Veramine Uses ScyllaDB for Intrusion Response and Threat Detection

ScyllaDB provides Veramine a low-latency NoSQL database with extremely low administrative overhead and high stability.

Transcript

My name is Jonathan Nance. I'm a CEO of a cybersecurity company called Veramine. We're located in the Seattle area.

We've been using Scylla DB for a couple of years now. We collect endpoint telemetry and funnel that to a central server, and we attempt to find attacker activity on compromised endpoints that way.

We're trying to collect everything you would ever want to know about what goes on in a computer and centralize it and run algorithms on that data. So it's a big data challenge.

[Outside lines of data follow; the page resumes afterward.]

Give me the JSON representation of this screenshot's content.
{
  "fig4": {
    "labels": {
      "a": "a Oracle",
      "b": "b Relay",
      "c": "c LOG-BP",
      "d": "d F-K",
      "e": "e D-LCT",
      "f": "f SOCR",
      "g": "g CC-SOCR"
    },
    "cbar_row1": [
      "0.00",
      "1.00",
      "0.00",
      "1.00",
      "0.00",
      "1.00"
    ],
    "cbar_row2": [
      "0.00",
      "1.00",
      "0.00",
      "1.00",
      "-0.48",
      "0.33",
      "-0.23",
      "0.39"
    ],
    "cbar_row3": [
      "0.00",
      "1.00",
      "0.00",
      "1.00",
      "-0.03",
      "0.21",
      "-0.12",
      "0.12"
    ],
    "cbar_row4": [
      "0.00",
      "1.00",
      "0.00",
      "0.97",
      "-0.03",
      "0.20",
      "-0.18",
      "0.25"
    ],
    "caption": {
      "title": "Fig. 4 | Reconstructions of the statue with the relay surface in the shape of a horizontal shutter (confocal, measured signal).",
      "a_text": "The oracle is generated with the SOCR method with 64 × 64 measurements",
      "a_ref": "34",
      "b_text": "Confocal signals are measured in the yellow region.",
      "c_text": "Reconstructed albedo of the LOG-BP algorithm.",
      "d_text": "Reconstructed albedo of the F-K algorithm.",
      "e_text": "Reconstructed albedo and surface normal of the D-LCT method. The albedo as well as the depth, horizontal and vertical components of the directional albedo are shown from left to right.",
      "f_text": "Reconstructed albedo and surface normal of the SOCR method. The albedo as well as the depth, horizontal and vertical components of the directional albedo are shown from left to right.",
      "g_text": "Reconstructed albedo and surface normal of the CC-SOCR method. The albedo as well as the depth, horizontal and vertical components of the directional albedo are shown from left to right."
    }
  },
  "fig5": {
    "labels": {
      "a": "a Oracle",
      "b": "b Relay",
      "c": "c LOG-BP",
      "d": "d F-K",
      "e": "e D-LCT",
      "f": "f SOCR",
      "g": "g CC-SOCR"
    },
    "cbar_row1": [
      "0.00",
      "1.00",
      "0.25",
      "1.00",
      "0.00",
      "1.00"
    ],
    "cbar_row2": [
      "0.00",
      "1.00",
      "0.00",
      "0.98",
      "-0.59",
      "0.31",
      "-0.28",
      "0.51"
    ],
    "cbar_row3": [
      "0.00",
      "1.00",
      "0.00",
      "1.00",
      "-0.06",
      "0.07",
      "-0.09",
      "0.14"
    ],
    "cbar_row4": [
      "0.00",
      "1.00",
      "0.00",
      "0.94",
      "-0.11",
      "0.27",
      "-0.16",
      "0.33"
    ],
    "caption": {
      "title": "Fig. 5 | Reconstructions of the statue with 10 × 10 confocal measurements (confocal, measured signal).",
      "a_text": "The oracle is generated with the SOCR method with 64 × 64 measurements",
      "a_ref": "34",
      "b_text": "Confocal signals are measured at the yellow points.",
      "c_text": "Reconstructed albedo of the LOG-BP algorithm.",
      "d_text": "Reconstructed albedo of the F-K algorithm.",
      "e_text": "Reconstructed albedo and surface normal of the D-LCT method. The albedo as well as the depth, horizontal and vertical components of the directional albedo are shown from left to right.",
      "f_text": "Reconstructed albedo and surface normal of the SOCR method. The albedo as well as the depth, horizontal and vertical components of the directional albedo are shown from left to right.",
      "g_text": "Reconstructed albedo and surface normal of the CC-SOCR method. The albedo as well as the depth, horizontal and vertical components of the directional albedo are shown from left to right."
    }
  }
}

We started out naively trying to use Postgres for this problem and quickly got away from that. and  switched to Cassandra. Cassandra actually had enough throughput and it was okay. The problem was every week Cassandra was crashing or we had to deal with garbage collection. We built all these elaborate throttling and filtering systems so we wouldn't crush Cassandra and put all this infrastructure just to keep Cassandra alive. The main thing we love about ScyllaDB is that you don't do any of that.  You just stream data to it and it doesn't crash. 

Even if the performance of ScyllaDB were no better Cassandra (and it is way better) but even if it were only as good performance as Cassandra, it would still totally be worth it for us based on the reduced management problem. that ScyllaDB presents as compared to Cassandra.